The Coen Brothers’ No Country for Old Men is getting a major boost in theaters on Friday, courtesy of its Oscar win for best picture, and will nearly triple its screen count to 190, according to distributor Alliance Films. In all, the modern western will play in 2030 theaters across North America.
Alliance executive managing director Michael Rudnitsky tells Playback Daily that the film’s grosses jumped 92% during the week leading up to the Oscars.
‘The nominations help boost you tremendously over that six- to seven-week period between nominations and awards. But as far as the awards are concerned…best picture is the big one,’ he explains. ‘If there’s a film that wins four or five awards, but not picture, that will still work, but nothing helps like best picture,’ he continues. Country, starring Tommy Lee Jones, Javier Bardem and Josh Brolin, was originally released on Nov. 8.
Rudnitsky says that with 190 theaters in Canada, Alliance hopes to generate ‘anywhere from $2 million or more’ over the next couple of weeks. In addition to best picture, Country also won supporting actor for Bardem, and adapted screenplay and director honors for Joel and Ethan Coen.
It’s a busy week for Alliance, which is also releasing the Will Ferrell comedy Semi-Pro on 276 screens across Canada, while the Brazilian drama City of Men bows in seven theaters in cities including Vancouver, Edmonton, Calgary and Montreal.
Meanwhile, TVA Films is rereleasing double Oscar winner La vie en rose on six screens Friday in Montreal, Toronto and Vancouver. The film, about the life of legendary French singer Edith Piaf, has been out on DVD since November.
‘Only in theaters can you fully appreciate its grandeur, the emotion, the music, and, more importantly, Marion Cotillard’s outstanding performance,’ commented TVA president Yves Dion in a release. Rose won the best actress Academy Award for Cotillard, and also took best makeup for Didier Lavergne and Jan Archibald.
Toronto’s Mongrel Media is also readying its best foreign film winner The Counterfeiters, opening at Toronto’s Varsity and Sheppard Grande. The Austrian feature, about a counterfeiting operation set up by the Nazis, will expand to Vancouver next week.
‘We definitely expect a boost in box office in light of the Academy Award.
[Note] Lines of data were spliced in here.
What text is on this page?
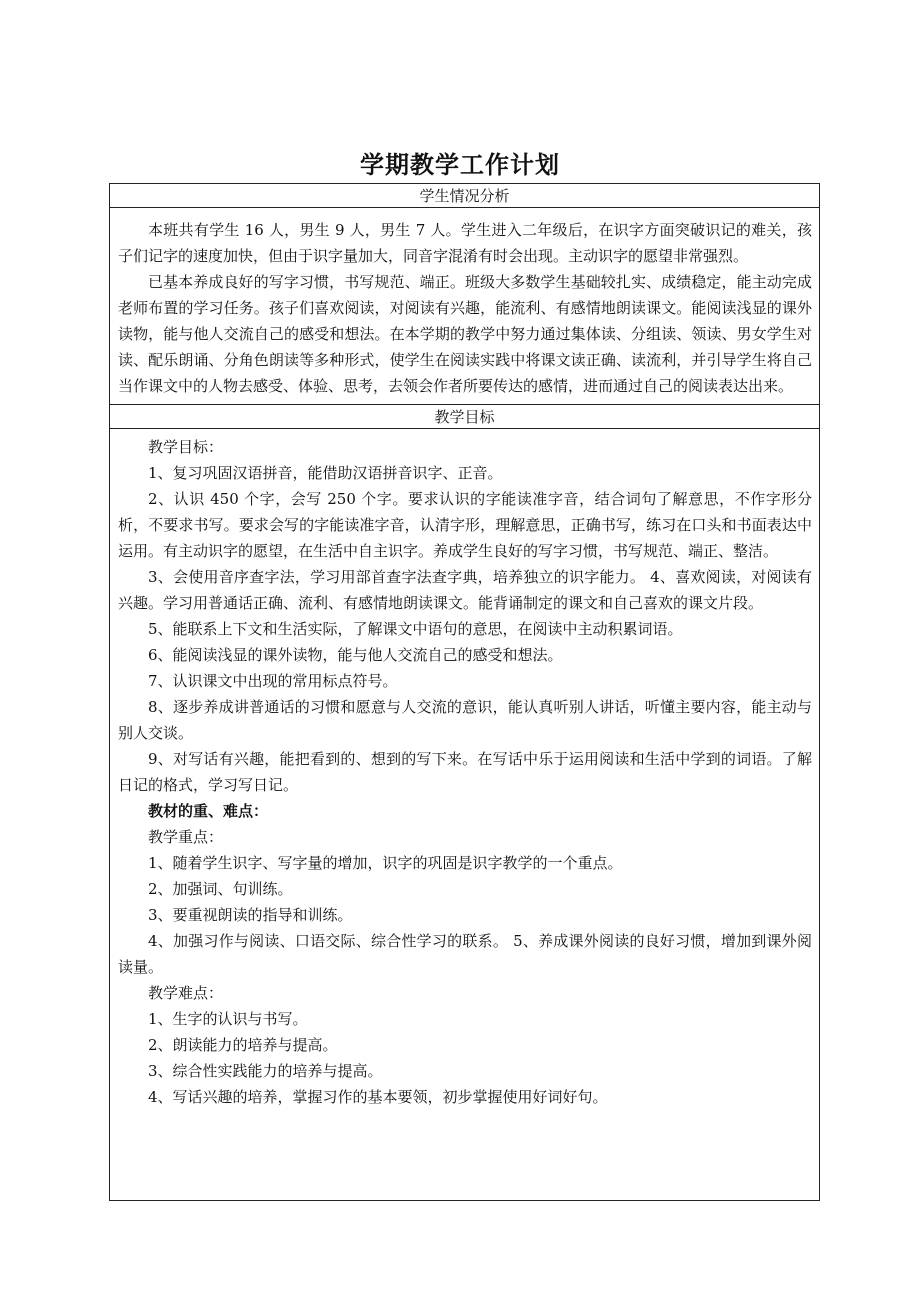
学期教学工作计划
学生情况分析

本班共有学生 16 人，男生 9 人，男生 7 人。学生进入二年级后，在识字方面突破识记的难关，孩子们记字的速度加快，但由于识字量加大，同音字混淆有时会出现。主动识字的愿望非常强烈。

已基本养成良好的写字习惯，书写规范、端正。班级大多数学生基础较扎实、成绩稳定，能主动完成老师布置的学习任务。孩子们喜欢阅读，对阅读有兴趣，能流利、有感情地朗读课文。能阅读浅显的课外读物，能与他人交流自己的感受和想法。在本学期的教学中努力通过集体读、分组读、领读、男女学生对读、配乐朗诵、分角色朗读等多种形式，使学生在阅读实践中将课文读正确、读流利，并引导学生将自己当作课文中的人物去感受、体验、思考，去领会作者所要传达的感情，进而通过自己的阅读表达出来。

教学目标

教学目标：

1、复习巩固汉语拼音，能借助汉语拼音识字、正音。

2、认识 450 个字，会写 250 个字。要求认识的字能读准字音，结合词句了解意思，不作字形分析，不要求书写。要求会写的字能读准字音，认清字形，理解意思，正确书写，练习在口头和书面表达中运用。有主动识字的愿望，在生活中自主识字。养成学生良好的写字习惯，书写规范、端正、整洁。

3、会使用音序查字法，学习用部首查字法查字典，培养独立的识字能力。 4、喜欢阅读，对阅读有兴趣。学习用普通话正确、流利、有感情地朗读课文。能背诵制定的课文和自己喜欢的课文片段。

5、能联系上下文和生活实际，了解课文中语句的意思，在阅读中主动积累词语。

6、能阅读浅显的课外读物，能与他人交流自己的感受和想法。

7、认识课文中出现的常用标点符号。

8、逐步养成讲普通话的习惯和愿意与人交流的意识，能认真听别人讲话，听懂主要内容，能主动与别人交谈。

9、对写话有兴趣，能把看到的、想到的写下来。在写话中乐于运用阅读和生活中学到的词语。了解日记的格式，学习写日记。

教材的重、难点：

教学重点：

1、随着学生识字、写字量的增加，识字的巩固是识字教学的一个重点。

2、加强词、句训练。

3、要重视朗读的指导和训练。

4、加强习作与阅读、口语交际、综合性学习的联系。 5、养成课外阅读的良好习惯，增加到课外阅读量。

教学难点：

1、生字的认识与书写。

2、朗读能力的培养与提高。

3、综合性实践能力的培养与提高。

4、写话兴趣的培养，掌握习作的基本要领，初步掌握使用好词好句。
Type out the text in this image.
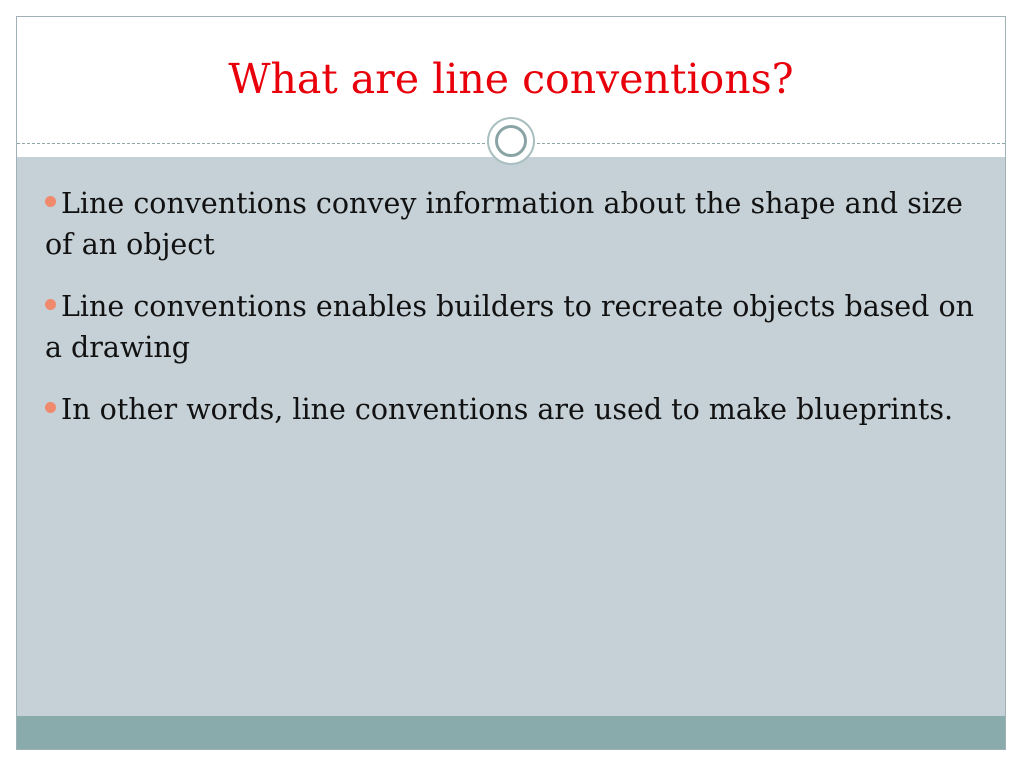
What are line conventions?
Line conventions convey information about the shape and size of an object
Line conventions enables builders to recreate objects based on a drawing
In other words, line conventions are used to make blueprints.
It certainly did help The Lives of Others last year,’ says Mongrel director of theatrical releasing Tom Alexander, noting that more screens will be added in the next few weeks.
Oscar also smiled on Alex Gibney’s Taxi to the Dark Side — this year’s best documentary winner — which will move to Toronto’s Carlton for an extended theatrical run beginning March 7, according to distributor Seville Pictures. Taxi opened at the independent Royal theater last week. The doc investigates the homicide of an innocent taxi driver at Bagram Air Force Base in Afghanistan.
Also opening this week is the fantasy comedy Penelope, starring Christina Ricci, on 108 screens through Seville Pictures. It will play opposite Columbia’s historical drama The Other Boleyn Girl, starring Natalie Portman and Scarlett Johansson.